Monday, March 22, 2010

Spun out by a great New York novel


I have just finished Colum McCann's colossal New York novel 'Let the Great World Spin'. Several different narrators weave in and out of each other's lives against the back drop of Philipe Petit's infamous tightrope walk between the twin towers of the World Trade Center in 1974.


It's one of those books which is so beautifully written you have to keep putting it aside just to digest the use and choice of words. I loved the idea of taking that incredible walk as an underlying theme - the idea that Petit did something so audacious and creative and made something put of thin air - yet that walk, that view doesn't exist anymore. As McCann writes, "The tightrope walk was an act of creation that seemed to stand in direct defiance to the act of destruction twenty seven years later".

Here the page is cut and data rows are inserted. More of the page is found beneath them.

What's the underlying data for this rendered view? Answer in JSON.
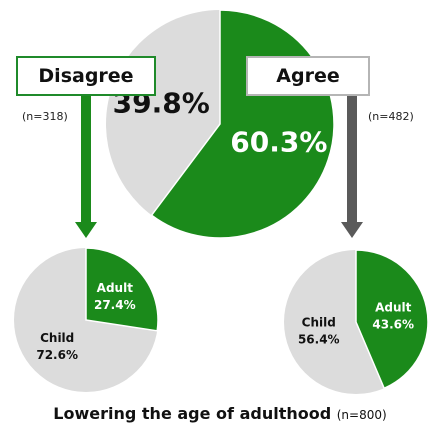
{
  "chart_data": [
    {
      "type": "pie",
      "categories": [
        "Disagree",
        "Agree"
      ],
      "values": [
        39.8,
        60.3
      ],
      "labels": [
        "39.8%",
        "60.3%"
      ],
      "colors": [
        "#dcdcdc",
        "#1b8a1b"
      ]
    },
    {
      "type": "pie",
      "group": "Disagree",
      "n": "(n=318)",
      "categories": [
        "Child",
        "Adult"
      ],
      "values": [
        72.6,
        27.4
      ],
      "labels": [
        "72.6%",
        "27.4%"
      ],
      "colors": [
        "#dcdcdc",
        "#1b8a1b"
      ]
    },
    {
      "type": "pie",
      "group": "Agree",
      "n": "(n=482)",
      "categories": [
        "Child",
        "Adult"
      ],
      "values": [
        56.4,
        43.6
      ],
      "labels": [
        "56.4%",
        "43.6%"
      ],
      "colors": [
        "#dcdcdc",
        "#1b8a1b"
      ]
    }
  ],
  "labels": {
    "disagree": "Disagree",
    "agree": "Agree",
    "n_disagree": "(n=318)",
    "n_agree": "(n=482)"
  },
  "footer": {
    "title": "Lowering the age of adulthood",
    "n": "(n=800)"
  },
  "colors": {
    "green": "#1b8a1b",
    "grey": "#dcdcdc",
    "arrow_dark": "#5a5a5a"
  }
}
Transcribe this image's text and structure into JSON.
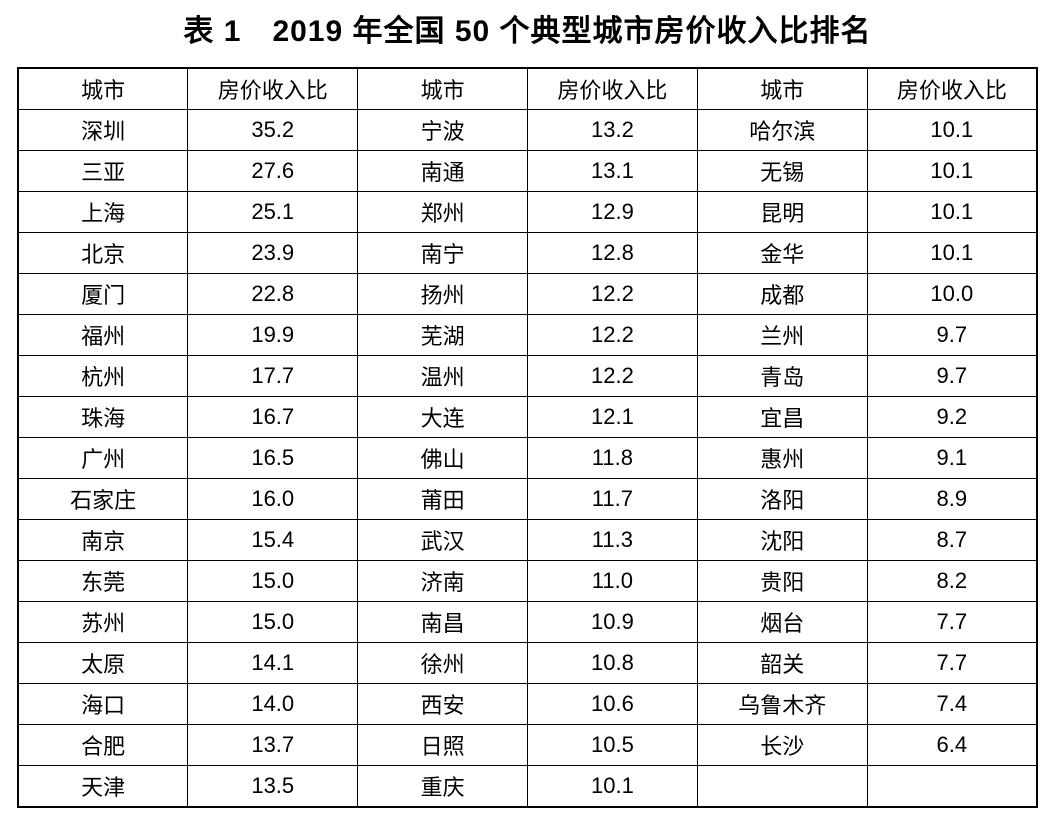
{
  "title": "表 1　2019 年全国 50 个典型城市房价收入比排名",
  "table": {
    "headers": [
      "城市",
      "房价收入比",
      "城市",
      "房价收入比",
      "城市",
      "房价收入比"
    ],
    "rows": [
      [
        "深圳",
        "35.2",
        "宁波",
        "13.2",
        "哈尔滨",
        "10.1"
      ],
      [
        "三亚",
        "27.6",
        "南通",
        "13.1",
        "无锡",
        "10.1"
      ],
      [
        "上海",
        "25.1",
        "郑州",
        "12.9",
        "昆明",
        "10.1"
      ],
      [
        "北京",
        "23.9",
        "南宁",
        "12.8",
        "金华",
        "10.1"
      ],
      [
        "厦门",
        "22.8",
        "扬州",
        "12.2",
        "成都",
        "10.0"
      ],
      [
        "福州",
        "19.9",
        "芜湖",
        "12.2",
        "兰州",
        "9.7"
      ],
      [
        "杭州",
        "17.7",
        "温州",
        "12.2",
        "青岛",
        "9.7"
      ],
      [
        "珠海",
        "16.7",
        "大连",
        "12.1",
        "宜昌",
        "9.2"
      ],
      [
        "广州",
        "16.5",
        "佛山",
        "11.8",
        "惠州",
        "9.1"
      ],
      [
        "石家庄",
        "16.0",
        "莆田",
        "11.7",
        "洛阳",
        "8.9"
      ],
      [
        "南京",
        "15.4",
        "武汉",
        "11.3",
        "沈阳",
        "8.7"
      ],
      [
        "东莞",
        "15.0",
        "济南",
        "11.0",
        "贵阳",
        "8.2"
      ],
      [
        "苏州",
        "15.0",
        "南昌",
        "10.9",
        "烟台",
        "7.7"
      ],
      [
        "太原",
        "14.1",
        "徐州",
        "10.8",
        "韶关",
        "7.7"
      ],
      [
        "海口",
        "14.0",
        "西安",
        "10.6",
        "乌鲁木齐",
        "7.4"
      ],
      [
        "合肥",
        "13.7",
        "日照",
        "10.5",
        "长沙",
        "6.4"
      ],
      [
        "天津",
        "13.5",
        "重庆",
        "10.1",
        "",
        ""
      ]
    ],
    "colors": {
      "text": "#000000",
      "border": "#000000",
      "background": "#ffffff"
    }
  }
}
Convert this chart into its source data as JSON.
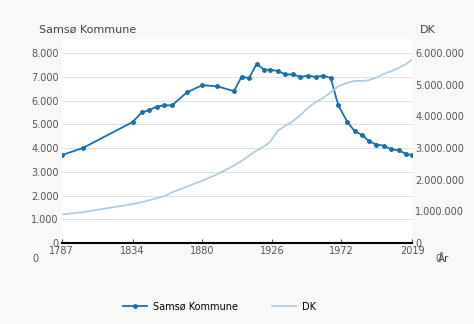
{
  "title_left": "Samsø Kommune",
  "title_right": "DK",
  "xlabel": "År",
  "background_color": "#f8f8f8",
  "plot_bg_color": "#ffffff",
  "samso_years": [
    1787,
    1801,
    1834,
    1840,
    1845,
    1850,
    1855,
    1860,
    1870,
    1880,
    1890,
    1901,
    1906,
    1911,
    1916,
    1921,
    1925,
    1930,
    1935,
    1940,
    1945,
    1950,
    1955,
    1960,
    1965,
    1970,
    1976,
    1981,
    1986,
    1990,
    1995,
    2000,
    2005,
    2010,
    2015,
    2019
  ],
  "samso_pop": [
    3700,
    4000,
    5100,
    5500,
    5600,
    5750,
    5800,
    5800,
    6350,
    6650,
    6600,
    6400,
    7000,
    6950,
    7550,
    7300,
    7300,
    7250,
    7100,
    7100,
    7000,
    7050,
    7000,
    7050,
    6950,
    5800,
    5100,
    4700,
    4550,
    4300,
    4150,
    4100,
    3950,
    3900,
    3750,
    3700
  ],
  "dk_years": [
    1787,
    1801,
    1834,
    1840,
    1845,
    1850,
    1855,
    1860,
    1870,
    1880,
    1890,
    1901,
    1906,
    1911,
    1916,
    1921,
    1925,
    1930,
    1935,
    1940,
    1945,
    1950,
    1955,
    1960,
    1965,
    1970,
    1976,
    1981,
    1986,
    1990,
    1995,
    2000,
    2005,
    2010,
    2015,
    2019
  ],
  "dk_pop": [
    900000,
    975000,
    1230000,
    1290000,
    1350000,
    1415000,
    1480000,
    1600000,
    1785000,
    1970000,
    2172000,
    2450000,
    2590000,
    2760000,
    2921000,
    3060000,
    3200000,
    3551000,
    3706000,
    3849000,
    4045000,
    4281000,
    4448000,
    4585000,
    4758000,
    4951000,
    5065000,
    5123000,
    5120000,
    5141000,
    5228000,
    5340000,
    5430000,
    5535000,
    5660000,
    5800000
  ],
  "samso_color": "#1a6fa8",
  "dk_color": "#b0cce0",
  "xticks": [
    1787,
    1834,
    1880,
    1926,
    1972,
    2019
  ],
  "yticks_left": [
    0,
    1000,
    2000,
    3000,
    4000,
    5000,
    6000,
    7000,
    8000
  ],
  "yticks_right": [
    0,
    1000000,
    2000000,
    3000000,
    4000000,
    5000000,
    6000000
  ],
  "ylim_left": [
    0,
    8600
  ],
  "ylim_right": [
    0,
    6450000
  ],
  "xlim": [
    1787,
    2019
  ],
  "grid_color": "#d0d0d0",
  "tick_label_color": "#555555",
  "title_color": "#444444",
  "axis_label_fontsize": 7,
  "title_fontsize": 8
}
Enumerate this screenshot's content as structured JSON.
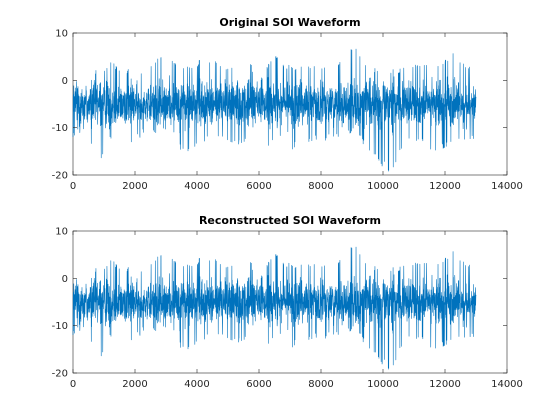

The book isn't explicitly a 9/11 novel, but Colum McCann was inspired to write it after his father in law escaped from his office in the north tower, and walked to the family home covered in that grim dust. It's true too that every time you picture the tiny figure balancing between those two towers, you can't help but think what came afterwards, and how New York as a city was united by those two episodes in very different ways. It's definitely story which feeds off New York city - from the Bronx projects aflame to a Park Avenue penthouse.


We went to hear Colum McCann talk about the novel a few weeks ago at the Powerhouse Arena in DUMBO, and it was refreshing to hear someone talk honestly about the length of time it takes to write a book - and the difficulty of speaking in voices which are not your own.